The global mobile phone market is a USD 200bn market with annual shipment of 1bn mobile phones. If you are missing the impact of this, it’s 1,000,000,000 mobile phones! This means that 1 in 6 people globally buys a mobile phone every yr! If you take out the children and the old folks and those in not-so-privileged countries, we can even say that EVERYONE buys a mobile phone EVERY YEAR! If you think Ipod is big, think again! Ipod shipped a mere 100mn units over 4-5 yrs!

The mobile phone is definitely the most impactful killer application in the history of humankind although it may be at the tail-end of its growth. Wish you had bought a Finnish co. with a funny name some 15yrs ago huh!

So what’s the use of knowing all this? Well actually not very useful. It helps you to think about your co. (i.e. the co. you are investing in or planning to invest) in the global scheme of things. What is the market that your co. is competing in. How big is the market? Does your co. have a huge share of the market? These questions and more. With these no.s at the back of your mind, hopefully it will make the analysis easier. Doesn’t mean that you can make money though!


  1. haha I still like the way you write the most! it's amazing how you can make such important and serious stuff into such light-heart read!

    I agree with you on the importance of knowing trends in making investment decisions. But I like simpler things, like canned beverage, bricks and mortars and bank get the picture!

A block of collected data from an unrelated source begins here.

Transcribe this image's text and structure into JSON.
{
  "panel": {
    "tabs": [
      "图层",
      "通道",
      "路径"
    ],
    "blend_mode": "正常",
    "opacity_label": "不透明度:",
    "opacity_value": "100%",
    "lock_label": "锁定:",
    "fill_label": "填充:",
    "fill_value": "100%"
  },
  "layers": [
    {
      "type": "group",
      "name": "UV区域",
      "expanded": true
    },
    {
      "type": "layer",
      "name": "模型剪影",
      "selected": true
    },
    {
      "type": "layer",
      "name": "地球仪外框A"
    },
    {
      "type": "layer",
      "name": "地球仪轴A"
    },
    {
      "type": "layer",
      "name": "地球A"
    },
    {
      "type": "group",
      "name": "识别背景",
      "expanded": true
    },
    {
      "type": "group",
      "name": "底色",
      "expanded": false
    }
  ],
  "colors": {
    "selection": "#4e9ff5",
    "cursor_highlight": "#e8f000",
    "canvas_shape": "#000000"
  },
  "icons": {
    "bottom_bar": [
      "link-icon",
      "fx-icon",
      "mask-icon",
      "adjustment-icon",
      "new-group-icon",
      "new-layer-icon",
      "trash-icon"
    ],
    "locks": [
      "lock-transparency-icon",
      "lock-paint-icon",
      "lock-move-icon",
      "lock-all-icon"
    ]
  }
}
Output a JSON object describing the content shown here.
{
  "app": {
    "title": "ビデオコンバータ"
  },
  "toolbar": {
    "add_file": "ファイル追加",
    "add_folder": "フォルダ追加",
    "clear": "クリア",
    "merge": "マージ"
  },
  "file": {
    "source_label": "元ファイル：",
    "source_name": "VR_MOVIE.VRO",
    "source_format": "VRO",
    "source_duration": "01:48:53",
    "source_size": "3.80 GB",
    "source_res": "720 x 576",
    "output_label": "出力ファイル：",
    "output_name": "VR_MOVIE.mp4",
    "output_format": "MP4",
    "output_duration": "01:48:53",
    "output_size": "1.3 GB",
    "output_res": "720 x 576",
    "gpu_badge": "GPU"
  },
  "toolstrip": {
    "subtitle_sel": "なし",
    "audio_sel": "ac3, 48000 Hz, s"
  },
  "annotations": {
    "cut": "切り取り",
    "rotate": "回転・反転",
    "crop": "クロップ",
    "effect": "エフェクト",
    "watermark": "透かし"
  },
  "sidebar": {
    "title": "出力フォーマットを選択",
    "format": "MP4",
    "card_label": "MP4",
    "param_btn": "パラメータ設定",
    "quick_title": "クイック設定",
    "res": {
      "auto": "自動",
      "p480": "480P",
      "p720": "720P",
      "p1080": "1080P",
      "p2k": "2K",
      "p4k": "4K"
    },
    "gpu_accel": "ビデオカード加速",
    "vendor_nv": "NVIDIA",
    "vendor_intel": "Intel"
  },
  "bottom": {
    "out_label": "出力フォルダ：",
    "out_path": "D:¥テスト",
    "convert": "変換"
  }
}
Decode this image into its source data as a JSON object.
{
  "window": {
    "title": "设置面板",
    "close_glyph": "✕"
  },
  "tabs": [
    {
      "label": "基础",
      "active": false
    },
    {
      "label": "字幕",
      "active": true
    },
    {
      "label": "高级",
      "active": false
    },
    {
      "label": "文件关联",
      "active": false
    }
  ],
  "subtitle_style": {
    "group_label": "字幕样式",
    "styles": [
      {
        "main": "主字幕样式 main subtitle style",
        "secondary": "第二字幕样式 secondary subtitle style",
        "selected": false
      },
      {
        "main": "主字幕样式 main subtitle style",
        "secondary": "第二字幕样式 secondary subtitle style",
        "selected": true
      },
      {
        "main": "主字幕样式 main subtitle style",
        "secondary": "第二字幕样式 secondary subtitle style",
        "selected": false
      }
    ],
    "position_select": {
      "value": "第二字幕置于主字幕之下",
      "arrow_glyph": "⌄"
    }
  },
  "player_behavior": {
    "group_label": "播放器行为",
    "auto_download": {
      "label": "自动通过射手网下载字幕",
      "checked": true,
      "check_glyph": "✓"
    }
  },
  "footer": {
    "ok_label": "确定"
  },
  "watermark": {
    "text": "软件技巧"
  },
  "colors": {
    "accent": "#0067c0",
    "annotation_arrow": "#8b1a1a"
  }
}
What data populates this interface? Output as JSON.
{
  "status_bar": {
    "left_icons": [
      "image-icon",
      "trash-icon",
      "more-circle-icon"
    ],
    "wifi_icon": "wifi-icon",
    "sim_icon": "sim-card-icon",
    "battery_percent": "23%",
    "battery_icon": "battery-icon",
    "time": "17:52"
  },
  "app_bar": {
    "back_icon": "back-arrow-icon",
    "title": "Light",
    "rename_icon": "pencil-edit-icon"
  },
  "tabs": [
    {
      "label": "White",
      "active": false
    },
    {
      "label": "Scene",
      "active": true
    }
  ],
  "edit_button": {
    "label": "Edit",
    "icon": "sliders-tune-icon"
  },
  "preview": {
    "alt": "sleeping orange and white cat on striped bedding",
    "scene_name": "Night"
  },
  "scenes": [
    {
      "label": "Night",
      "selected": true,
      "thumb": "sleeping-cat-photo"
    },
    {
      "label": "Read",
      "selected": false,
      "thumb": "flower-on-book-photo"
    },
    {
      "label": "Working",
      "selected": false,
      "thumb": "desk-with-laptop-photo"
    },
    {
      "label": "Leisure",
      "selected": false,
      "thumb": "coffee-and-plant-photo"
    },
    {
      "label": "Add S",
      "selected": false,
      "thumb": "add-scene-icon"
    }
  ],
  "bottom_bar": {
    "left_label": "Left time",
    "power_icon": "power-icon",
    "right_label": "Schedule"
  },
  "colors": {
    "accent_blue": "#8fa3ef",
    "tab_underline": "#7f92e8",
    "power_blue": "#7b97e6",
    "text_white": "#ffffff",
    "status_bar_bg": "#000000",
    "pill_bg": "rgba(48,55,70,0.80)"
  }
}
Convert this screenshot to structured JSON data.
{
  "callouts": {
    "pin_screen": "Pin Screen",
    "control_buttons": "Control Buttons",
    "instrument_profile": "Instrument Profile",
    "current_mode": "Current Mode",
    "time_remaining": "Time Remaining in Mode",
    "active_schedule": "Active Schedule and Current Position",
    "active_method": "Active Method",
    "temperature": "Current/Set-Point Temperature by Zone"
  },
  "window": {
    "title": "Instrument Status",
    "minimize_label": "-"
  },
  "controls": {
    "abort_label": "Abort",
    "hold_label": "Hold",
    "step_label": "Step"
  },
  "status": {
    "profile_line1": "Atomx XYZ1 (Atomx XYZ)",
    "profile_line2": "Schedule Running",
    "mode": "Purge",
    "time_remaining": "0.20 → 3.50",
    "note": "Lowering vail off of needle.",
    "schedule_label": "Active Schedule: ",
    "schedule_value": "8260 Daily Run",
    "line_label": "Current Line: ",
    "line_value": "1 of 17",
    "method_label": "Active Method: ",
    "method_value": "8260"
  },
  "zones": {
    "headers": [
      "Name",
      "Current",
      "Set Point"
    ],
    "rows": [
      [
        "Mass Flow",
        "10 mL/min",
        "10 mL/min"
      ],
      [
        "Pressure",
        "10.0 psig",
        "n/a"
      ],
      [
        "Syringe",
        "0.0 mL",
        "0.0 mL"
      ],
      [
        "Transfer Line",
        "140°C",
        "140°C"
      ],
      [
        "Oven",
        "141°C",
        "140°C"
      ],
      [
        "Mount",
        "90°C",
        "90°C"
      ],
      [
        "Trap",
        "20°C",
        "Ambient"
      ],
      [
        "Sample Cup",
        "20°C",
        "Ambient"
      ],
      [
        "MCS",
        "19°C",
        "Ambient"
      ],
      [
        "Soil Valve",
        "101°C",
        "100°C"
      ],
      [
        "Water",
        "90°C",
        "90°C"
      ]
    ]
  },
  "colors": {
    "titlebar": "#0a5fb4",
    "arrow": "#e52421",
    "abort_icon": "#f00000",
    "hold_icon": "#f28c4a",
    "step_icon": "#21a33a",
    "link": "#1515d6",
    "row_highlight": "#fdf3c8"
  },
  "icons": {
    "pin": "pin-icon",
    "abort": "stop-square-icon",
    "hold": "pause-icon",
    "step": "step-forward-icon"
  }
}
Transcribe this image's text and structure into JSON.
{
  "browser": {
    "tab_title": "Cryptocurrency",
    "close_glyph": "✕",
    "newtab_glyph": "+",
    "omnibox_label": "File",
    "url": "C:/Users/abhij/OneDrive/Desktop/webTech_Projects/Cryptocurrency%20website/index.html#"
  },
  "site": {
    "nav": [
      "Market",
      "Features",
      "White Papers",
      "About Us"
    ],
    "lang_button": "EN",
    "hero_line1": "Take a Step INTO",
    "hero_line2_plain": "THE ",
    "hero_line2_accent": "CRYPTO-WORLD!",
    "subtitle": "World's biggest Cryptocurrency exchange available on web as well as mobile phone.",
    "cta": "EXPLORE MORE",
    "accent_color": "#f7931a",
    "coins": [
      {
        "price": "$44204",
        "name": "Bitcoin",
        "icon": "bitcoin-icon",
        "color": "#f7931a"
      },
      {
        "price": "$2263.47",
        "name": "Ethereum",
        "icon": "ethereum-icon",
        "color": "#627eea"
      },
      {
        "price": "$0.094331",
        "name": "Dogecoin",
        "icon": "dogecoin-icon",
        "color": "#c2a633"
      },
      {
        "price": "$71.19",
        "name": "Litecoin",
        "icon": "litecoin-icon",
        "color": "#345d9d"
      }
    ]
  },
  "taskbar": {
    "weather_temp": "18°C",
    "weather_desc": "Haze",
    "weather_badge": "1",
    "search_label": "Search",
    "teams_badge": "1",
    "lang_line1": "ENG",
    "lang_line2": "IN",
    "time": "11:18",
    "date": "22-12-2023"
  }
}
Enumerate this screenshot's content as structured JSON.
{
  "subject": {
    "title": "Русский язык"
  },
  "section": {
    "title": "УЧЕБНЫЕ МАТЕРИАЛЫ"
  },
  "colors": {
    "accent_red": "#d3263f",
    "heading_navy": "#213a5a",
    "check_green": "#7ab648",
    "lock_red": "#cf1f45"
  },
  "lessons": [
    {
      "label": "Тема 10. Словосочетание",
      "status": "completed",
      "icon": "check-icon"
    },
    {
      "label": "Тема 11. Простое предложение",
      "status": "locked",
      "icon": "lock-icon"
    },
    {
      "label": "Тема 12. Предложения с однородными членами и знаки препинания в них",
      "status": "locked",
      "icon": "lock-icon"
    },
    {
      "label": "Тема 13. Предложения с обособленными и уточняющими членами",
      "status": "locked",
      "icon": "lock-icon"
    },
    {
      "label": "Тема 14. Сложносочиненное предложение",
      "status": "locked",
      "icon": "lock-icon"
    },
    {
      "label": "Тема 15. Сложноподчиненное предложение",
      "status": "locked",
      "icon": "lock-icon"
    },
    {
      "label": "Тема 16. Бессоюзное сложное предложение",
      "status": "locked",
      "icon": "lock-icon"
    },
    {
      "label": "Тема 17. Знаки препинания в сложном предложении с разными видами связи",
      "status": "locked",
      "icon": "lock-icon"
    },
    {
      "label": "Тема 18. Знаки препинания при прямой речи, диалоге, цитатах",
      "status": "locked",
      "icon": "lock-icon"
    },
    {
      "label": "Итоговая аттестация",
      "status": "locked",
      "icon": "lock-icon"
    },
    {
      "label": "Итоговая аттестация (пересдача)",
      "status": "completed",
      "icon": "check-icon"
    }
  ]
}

  2. Thanks for the compliment. As long as you know your company well enough. It really doesn't matter if you don't know a lot of things.

    Warren Buffett don't even know how to use computer! (But I read he wanted to play bridge with others, so he tried to learn...)

    Anyways, it's getting harder to make a good return on investment these days. I am sure a lot of investors who entered the market this year is getting burnt...

    Signs of a lot of froth in the markets. Am hoping for a correction to clean out all the froth and then value investors will come in and have fun!

  3. agreed! For now I'm just sitting around and doing nothing except read and learn. A couple of occasions came along but I simply refuse to bulge! But man, it wasn't easy to resist the temptations to jump in!

  4. Oh yeah to add on to what you mentioned in my blog, I do notice that people are more interested in stock tips these days. They really go around asking for opinion on this and that stock!

  5. Tips don't work for me. My friends give me tips and rumours all over the place but I refuse to buy anything unless I can verify that it's good. It's really a privilege to be able to say "no" rather than yes; you go more for quality than quantity.

  6. Hi all,

    It seems the few of us here have a common trait which is the ability to say no. Of course to say no for no good reason is not enough. By saying no to a bad proposition should be the reason for saying no.

    I was away for a China trip fairly recently and it is amazing how stocks came up as a common topic among the locals. All they talk about in investing strategy is CHARTS, and directions of the price - in short, volatility. I did not dispute whatever they say for it is pointless to explain what should be the correct way of investing. Some of them seriously make big money, much more than what I can do in intelligent investing. But the way they are doing it involves a high chance of losing everything back to the market.

    Just like spending your time at the casino, with every bet you win and reinvest into it, the more games you play, sooner or later, you'd lose all your winnings plus your principle back to the house. But of course, no casino on earth would have you keep winning and yet you can still go back to win some more. The casino did have barred you long ago.

  7. Your blog is very very useful to me. Especially when you explain all the those difficult terms in very simple way. A very big Thanks to you. Please please, if you can blog something like Bonds, Rights etc. Which i m very confuse. Thank you.